I love you…those three little words that cause such complications in relationships and lives. Depending on what those words mean to you and depending on what they mean to somebody else, they can have a multitude of connotations. With so many meanings for every single individual and the timing of when it is said and by whom, those three little words have been known to cause as much trouble and heartache as they do joy and total elation. So when is the best time to say I love you?
We all know people who just love everything – those shoes, that little dog, “Oh I just love babies/milkshakes/stilettos/the colour blue” they gush. So for them saying I love you is just part of that group right up there nestled between the Brussel sprouts ~ or is it? Being in love and loving things have different variants for everyone, but at the end of the day when it comes to relationships and declaring love for another person, it has the potential to be the stickiest situation of all.
There are mass debates about when is the right time to tell someone you love them for the first time. If you say it too early you may cause all sorts of humiliations and anxiety while the object of your affection, feeling smothered and suffocated looks for the first opportunity to flee. But if you leave it too long, the object of your affection may not be that for much longer and you will slide into the friend zone, with the opportunity lost forever.
When NOT to say I Love You
Well, this part should be a no-brainer and much easier to figure out than when the actual right time is, but if you are still not sure – here are some ideas to help you save serious face.
Table of contents:
- post-coital bliss
- when you are drunk
- as a way to say thank you
1 Post-Coital Bliss
After sex is possibly the worst time ever in the history of love, to say I love you. Damp and sweaty declarations of love at this point are just tacky and shallow and very possibly a listed cardinal sin.
If you thought declarations of undying love after sex were bad, then this one takes it to another level of revulsion. Telling someone you love them for the first time, for the sole purpose of getting on some slap and tickle are absolutely abhorrent – the karma camera is watching you and will never, ever forget you. It is shameful and disgraceful behaviour and if you are worth any slice of integrity you won’t do it.
3 When You Are Drunk
Ah, yes you – that would be all of us – each and every single one, totally guilty of this one at some point in our lives. And ladies, this one is particularly hard, as we love people anyway. Add PMS and a few cocktails we are all going to be sobbing during the insurance ad, so the I love you bit is just a ticking time bomb away. Restrain yourself at all costs, because you can be sure that although you feel totally sincere, that 3am post girls/boys night out phone call or visit to tell somebody you love them is not going to go down at all well. And if they are very sober and in their pyjamas on the pavement, well you are all on your own there.

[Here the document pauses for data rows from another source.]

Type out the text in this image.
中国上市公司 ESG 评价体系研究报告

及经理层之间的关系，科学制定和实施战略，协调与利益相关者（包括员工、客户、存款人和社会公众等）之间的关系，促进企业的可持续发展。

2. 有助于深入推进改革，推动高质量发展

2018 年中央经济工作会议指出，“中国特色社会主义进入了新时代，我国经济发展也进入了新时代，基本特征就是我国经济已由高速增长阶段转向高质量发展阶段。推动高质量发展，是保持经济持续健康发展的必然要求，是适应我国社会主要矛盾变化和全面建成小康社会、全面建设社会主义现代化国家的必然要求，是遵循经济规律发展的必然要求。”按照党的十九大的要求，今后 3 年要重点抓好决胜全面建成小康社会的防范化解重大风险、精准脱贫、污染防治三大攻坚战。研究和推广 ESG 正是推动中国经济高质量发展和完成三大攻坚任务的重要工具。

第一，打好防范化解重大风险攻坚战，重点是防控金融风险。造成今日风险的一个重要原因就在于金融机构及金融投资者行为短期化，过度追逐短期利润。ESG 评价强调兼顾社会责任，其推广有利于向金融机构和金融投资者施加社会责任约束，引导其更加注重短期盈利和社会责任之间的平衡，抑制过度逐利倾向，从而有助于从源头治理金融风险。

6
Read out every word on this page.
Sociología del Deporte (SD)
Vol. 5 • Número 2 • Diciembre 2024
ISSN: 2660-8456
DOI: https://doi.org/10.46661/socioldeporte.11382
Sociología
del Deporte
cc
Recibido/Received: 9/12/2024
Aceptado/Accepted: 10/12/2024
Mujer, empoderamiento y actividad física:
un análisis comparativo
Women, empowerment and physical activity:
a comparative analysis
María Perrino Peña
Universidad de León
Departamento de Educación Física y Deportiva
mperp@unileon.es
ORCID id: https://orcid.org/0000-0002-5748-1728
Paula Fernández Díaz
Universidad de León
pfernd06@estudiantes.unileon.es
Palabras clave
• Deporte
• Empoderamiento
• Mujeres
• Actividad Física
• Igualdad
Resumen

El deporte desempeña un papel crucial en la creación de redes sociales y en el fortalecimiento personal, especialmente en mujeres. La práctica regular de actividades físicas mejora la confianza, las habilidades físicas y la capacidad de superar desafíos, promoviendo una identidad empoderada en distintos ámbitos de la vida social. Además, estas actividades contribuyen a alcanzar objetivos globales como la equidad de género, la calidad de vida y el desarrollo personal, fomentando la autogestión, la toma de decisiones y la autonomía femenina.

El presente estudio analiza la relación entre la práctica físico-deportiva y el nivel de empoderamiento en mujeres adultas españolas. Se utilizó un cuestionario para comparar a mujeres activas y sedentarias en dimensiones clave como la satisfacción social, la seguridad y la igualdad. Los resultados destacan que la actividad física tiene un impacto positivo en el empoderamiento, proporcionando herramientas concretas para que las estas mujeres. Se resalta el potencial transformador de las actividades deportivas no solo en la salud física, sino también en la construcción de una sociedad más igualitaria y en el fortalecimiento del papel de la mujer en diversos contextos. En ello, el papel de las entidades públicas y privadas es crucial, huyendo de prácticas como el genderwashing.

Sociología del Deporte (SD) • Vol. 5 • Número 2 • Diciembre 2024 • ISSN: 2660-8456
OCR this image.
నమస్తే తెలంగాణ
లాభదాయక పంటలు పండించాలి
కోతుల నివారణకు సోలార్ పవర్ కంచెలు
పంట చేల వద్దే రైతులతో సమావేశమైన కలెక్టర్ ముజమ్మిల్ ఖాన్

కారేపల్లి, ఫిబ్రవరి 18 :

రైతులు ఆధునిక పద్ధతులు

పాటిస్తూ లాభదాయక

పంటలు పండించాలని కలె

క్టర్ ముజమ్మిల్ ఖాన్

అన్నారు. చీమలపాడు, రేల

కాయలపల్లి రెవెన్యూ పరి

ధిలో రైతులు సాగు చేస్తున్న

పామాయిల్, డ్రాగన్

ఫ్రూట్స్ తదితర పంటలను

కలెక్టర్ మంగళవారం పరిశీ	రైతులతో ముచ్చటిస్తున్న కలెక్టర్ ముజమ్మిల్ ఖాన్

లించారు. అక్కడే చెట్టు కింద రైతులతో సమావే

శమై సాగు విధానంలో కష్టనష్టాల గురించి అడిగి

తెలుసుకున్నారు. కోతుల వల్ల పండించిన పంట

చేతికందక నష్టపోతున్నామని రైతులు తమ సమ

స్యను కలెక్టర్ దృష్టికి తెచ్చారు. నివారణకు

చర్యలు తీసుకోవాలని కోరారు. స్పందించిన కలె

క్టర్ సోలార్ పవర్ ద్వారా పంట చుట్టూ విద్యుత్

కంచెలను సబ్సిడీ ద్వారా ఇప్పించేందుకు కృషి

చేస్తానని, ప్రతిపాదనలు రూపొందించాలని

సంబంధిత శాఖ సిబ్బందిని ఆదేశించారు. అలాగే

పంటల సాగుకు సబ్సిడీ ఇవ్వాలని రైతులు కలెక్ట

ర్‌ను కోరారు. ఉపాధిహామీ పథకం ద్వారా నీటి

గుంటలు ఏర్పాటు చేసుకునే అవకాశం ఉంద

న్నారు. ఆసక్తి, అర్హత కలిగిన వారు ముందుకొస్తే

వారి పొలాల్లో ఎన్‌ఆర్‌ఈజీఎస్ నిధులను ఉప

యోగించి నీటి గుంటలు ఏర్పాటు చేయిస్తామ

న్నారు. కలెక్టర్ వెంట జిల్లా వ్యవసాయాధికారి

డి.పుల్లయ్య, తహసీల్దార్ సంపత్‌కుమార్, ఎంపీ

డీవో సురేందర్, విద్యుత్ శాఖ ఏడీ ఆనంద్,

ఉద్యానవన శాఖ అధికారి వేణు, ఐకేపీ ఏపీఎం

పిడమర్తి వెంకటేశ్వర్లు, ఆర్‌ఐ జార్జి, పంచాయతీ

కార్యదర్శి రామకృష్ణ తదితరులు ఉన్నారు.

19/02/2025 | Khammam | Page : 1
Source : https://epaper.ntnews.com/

4 As a Way to Say Thank You
This is particularly tricky, emotions and gratitude getting all tangled up with those three little words. But now is not the time to say it for the first time – even if you are trying to say thank you for a large, grand gesture or gift. A thank you will suffice and really your delighted reaction as the receiver of the gift or gesture will be all the thanks they need. Go old school, bake a cake, write a card – just leave I love you out of it for now.
Always Mean It
Don’t ever use the words I love you to get something, don’ t use it to get into a position of power and don’t, no matter how hard it is, say it to because you think or you know how much the other person wants to hear it. If you say it and you are not sincere, the other person will know deep down, they will simply know. And somewhere down the line, the karma bus is going to pull on up and collect you and it won’t be a pretty sight.
Actions and Words
Love is actually a doing word – anybody can tell someone they love them, but then they are not able to follow through with their actions or behaviour. Show someone they love them; it’s all about the small, intimate gestures, the sincerity, and the empathy. It’s much less about monetary gifts, sweeping gestures, chocolates, diamonds (well diamonds are accepted as a currency of love, we don’t judge you). It is more about the actions. And never before has a truer saying been more applicable here – actions really do speak louder than words.
No Going Back
Once you have said it, it’s out there. You can’t unsay it, you can’t take it back, you can’t throw it in somebody’s face, it’s there in the universe and that karma bus is driving on by watching you. Don’t rush, enjoy the pace of the relationship, let it unfold and come together in its own time. Get to know each other, get comfortable in each other’s space – having sex with someone doesn’t mean you know them. You need to spend time with the person, do stuff together on your own, talk and find out who the other person is. Remember, you can’t just love some bits of them; when you love someone you love it all – lock, stock, and barrel.
So listen to your intuition; it’s there for a reason and if you learn to tune in, you will realise that it will never ever let you down. So maybe a week is a bit too early, but 3 months might be too late – listen to your inner voice and just go with the flow.